En marchant, ce qu’il avait entendu de ces deux hommes lui revint dans l’esprit; il chercha son papier dans son sein pour y lire et y prendre des lumières; mais ce fut en vain, et il ne le trouva point. Il se vit pour lors dans la plus grande détresse, et ne sachant que devenir; car il manquait de ce qui avait coutume de le rassurer et de le fortifier : de plus, c’était son passeport pour la Cité-céleste. Il était donc dans le plus grand embarras : à la fin il fit réflexion qu’il avait dormi sous l’arbre qui était au milieu de la montagne, et tombant sur ses genoux, il demanda pardon à Dieu de sa folie, et retourna tout de suite sur ses pas pour chercher son papier.
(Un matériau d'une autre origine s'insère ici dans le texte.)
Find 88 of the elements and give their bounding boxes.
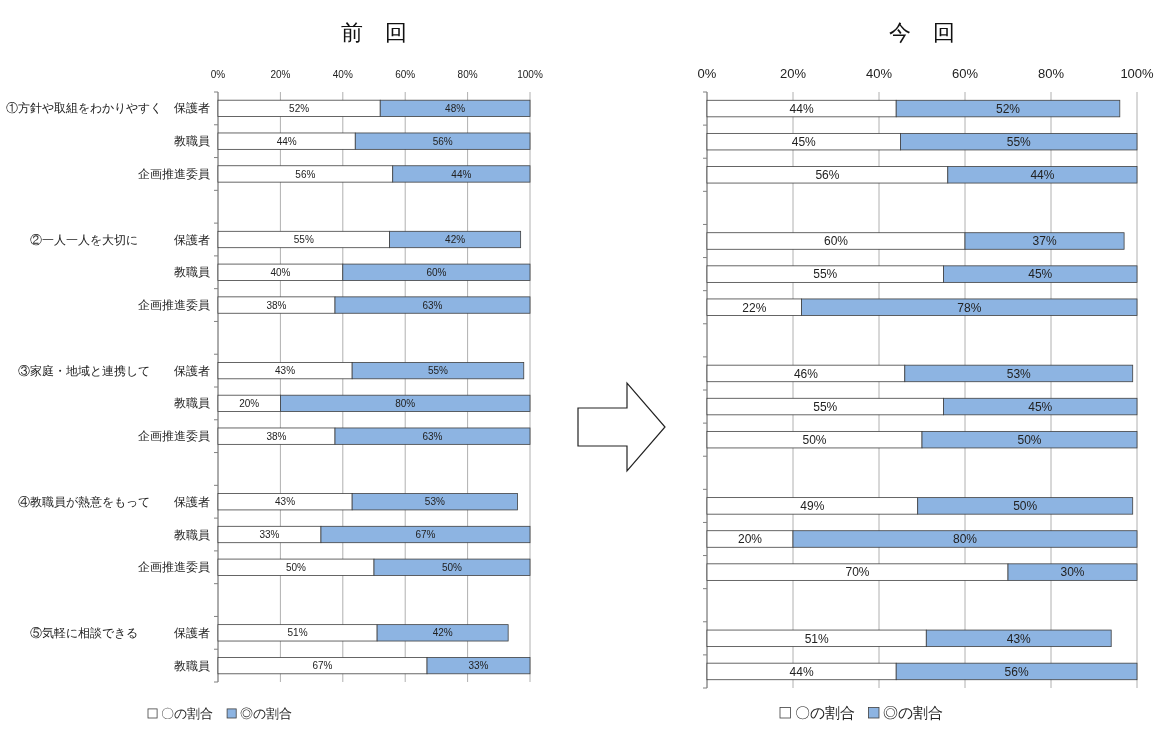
data-label: 30%: [1060, 565, 1085, 580]
data-label: 42%: [432, 627, 453, 639]
data-label: 55%: [293, 234, 314, 246]
data-label: 44%: [1030, 168, 1055, 183]
data-label: 33%: [468, 660, 489, 672]
y-tick-label: ③家庭・地域と連携して 保護者: [18, 363, 210, 378]
data-label: 53%: [1006, 366, 1032, 381]
x-tick-label: 80%: [1037, 66, 1065, 81]
x-tick-label: 40%: [332, 69, 353, 80]
data-label: 43%: [275, 496, 296, 508]
data-label: 33%: [259, 529, 280, 541]
data-label: 44%: [789, 101, 814, 116]
data-label: 56%: [432, 135, 453, 147]
data-label: 63%: [422, 299, 443, 311]
y-tick-label: ②一人一人を大切に 保護者: [30, 232, 210, 247]
data-label: 55%: [1006, 134, 1032, 149]
data-label: 56%: [295, 168, 316, 180]
y-tick-label: 教職員: [174, 396, 210, 411]
data-label: 63%: [422, 430, 443, 442]
data-label: 20%: [239, 397, 260, 409]
x-tick-label: 60%: [395, 69, 416, 80]
data-label: 55%: [427, 365, 449, 377]
legend-label: 〇の割合: [794, 704, 855, 721]
data-label: 50%: [441, 561, 463, 573]
data-label: 70%: [845, 565, 870, 580]
y-tick-label: 教職員: [174, 658, 210, 673]
data-label: 60%: [823, 234, 849, 249]
legend-label: ◎の割合: [883, 704, 943, 721]
y-tick-label: 企画推進委員: [138, 560, 210, 575]
y-tick-label: 企画推進委員: [138, 166, 210, 181]
data-label: 22%: [742, 300, 767, 315]
data-label: 44%: [276, 135, 297, 147]
x-tick-label: 40%: [865, 66, 893, 81]
data-label: 37%: [1032, 234, 1057, 249]
data-label: 50%: [802, 432, 827, 447]
data-label: 50%: [1013, 499, 1038, 514]
y-tick-label: ⑤気軽に相談できる 保護者: [30, 625, 210, 640]
data-label: 51%: [287, 627, 308, 639]
x-tick-label: 100%: [1120, 66, 1155, 81]
x-tick-label: 20%: [779, 66, 807, 81]
y-tick-label: 企画推進委員: [138, 429, 210, 444]
chart-title: 今 回: [889, 20, 955, 45]
x-tick-label: 0%: [210, 69, 226, 80]
data-label: 45%: [791, 134, 817, 149]
data-label: 48%: [445, 102, 466, 114]
data-label: 50%: [1017, 432, 1042, 447]
data-label: 42%: [445, 234, 466, 246]
data-label: 44%: [789, 664, 814, 679]
x-tick-label: 0%: [697, 66, 717, 81]
data-label: 55%: [813, 399, 838, 414]
y-tick-label: 教職員: [174, 265, 210, 280]
data-label: 80%: [395, 397, 416, 409]
data-label: 56%: [815, 168, 840, 183]
data-label: 55%: [813, 267, 838, 282]
x-tick-label: 60%: [951, 66, 979, 81]
data-label: 78%: [957, 300, 982, 315]
data-label: 51%: [804, 631, 829, 646]
y-tick-label: ④教職員が熱意をもって 保護者: [18, 494, 210, 509]
y-tick-label: 企画推進委員: [138, 298, 210, 313]
data-label: 53%: [424, 496, 445, 508]
data-label: 45%: [1028, 399, 1053, 414]
data-label: 45%: [1028, 267, 1053, 282]
data-label: 46%: [793, 366, 819, 381]
data-label: 44%: [451, 168, 472, 180]
legend-label: 〇の割合: [161, 706, 214, 721]
data-label: 52%: [995, 101, 1021, 116]
data-label: 40%: [270, 266, 291, 278]
data-label: 43%: [1006, 631, 1032, 646]
x-tick-label: 100%: [517, 69, 543, 80]
data-label: 38%: [266, 430, 287, 442]
data-label: 38%: [266, 299, 287, 311]
data-label: 80%: [952, 532, 978, 547]
data-label: 56%: [1004, 664, 1029, 679]
y-tick-label: 教職員: [174, 527, 210, 542]
x-tick-label: 20%: [270, 69, 291, 80]
x-tick-label: 80%: [457, 69, 478, 80]
data-label: 20%: [737, 532, 763, 547]
legend-label: ◎の割合: [240, 706, 293, 721]
data-label: 52%: [289, 102, 310, 114]
data-label: 49%: [800, 499, 825, 514]
data-label: 60%: [426, 266, 447, 278]
y-tick-label: 教職員: [174, 134, 210, 149]
y-tick-label: ①方針や取組をわかりやすく 保護者: [6, 101, 210, 116]
data-label: 67%: [312, 660, 333, 672]
chart-title: 前 回: [341, 20, 407, 45]
data-label: 43%: [275, 365, 296, 377]
data-label: 50%: [285, 561, 307, 573]
data-label: 67%: [415, 529, 436, 541]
Pendant sa marche, Chrétien avait le cœur rempli de tristesse; il soupirait avec sanglots, et se reprochait à lui-même d’avoir été assez insensé pour s’endormir dans un endroit qui n’était fait que pour le remettre un peu de sa fatigue. À mesure qu’il avançait, il cherchait soigneusement de tous côtés pour tâcher d’apercevoir le papier qui tant de fois l’avait fortifié dans son voyage : il vint ainsi à la vue de l’arbre sous lequel il s’était assis et endormi; mais cette vue ne fit qu’augmenter sa douleur, en pensant au malheur qu’il y avait éprouvé. Étant parvenu à l’arbre, il regardait à droite et à gauche, ayant le cœur rempli d’amertume; enfin la Providence permit qu’il découvrit son papier. Qui pourrait exprimer ce que Chrétien ressentit dans cet heureux moment ? Il se jetta dessus avec précipitation, il le prit tout tremblant, et le mit soigneusement dans son sein, car c’était toute l’espérance de sa vie, et ce qui pouvait le faire recevoir au port désiré. Après l’avoir serré, il rendit graces à Dieu, qui avait conduit ses yeux dans l’endroit où il était caché, et reprit son chemin avec une joie mêlée de larmes. Le reste de la montagne ne lui coûta rien, tant il était satisfait; cependant avant qu’il en eût gagné le haut le soleil vint à baisser, ce qui lui rappella le tort que son sommeil lui avait fait, et il se disait à lui-même : O malheureux sommeil ! faut-il que par rapport à toi la nuit me surprenne dans ma route : n’étant plus éclairé par le soleil l’obscurité peut me cacher le sentier, et je puis rencontrer des animaux malfaisants. Néanmoins il continua sa route, et tandis qu’il se plaignait de son malheureux sort, il leva les yeux et aperçut devant lui un magnifique château, dont le nom était Palais-de-beauté, et qui répondait précisément à son chemin.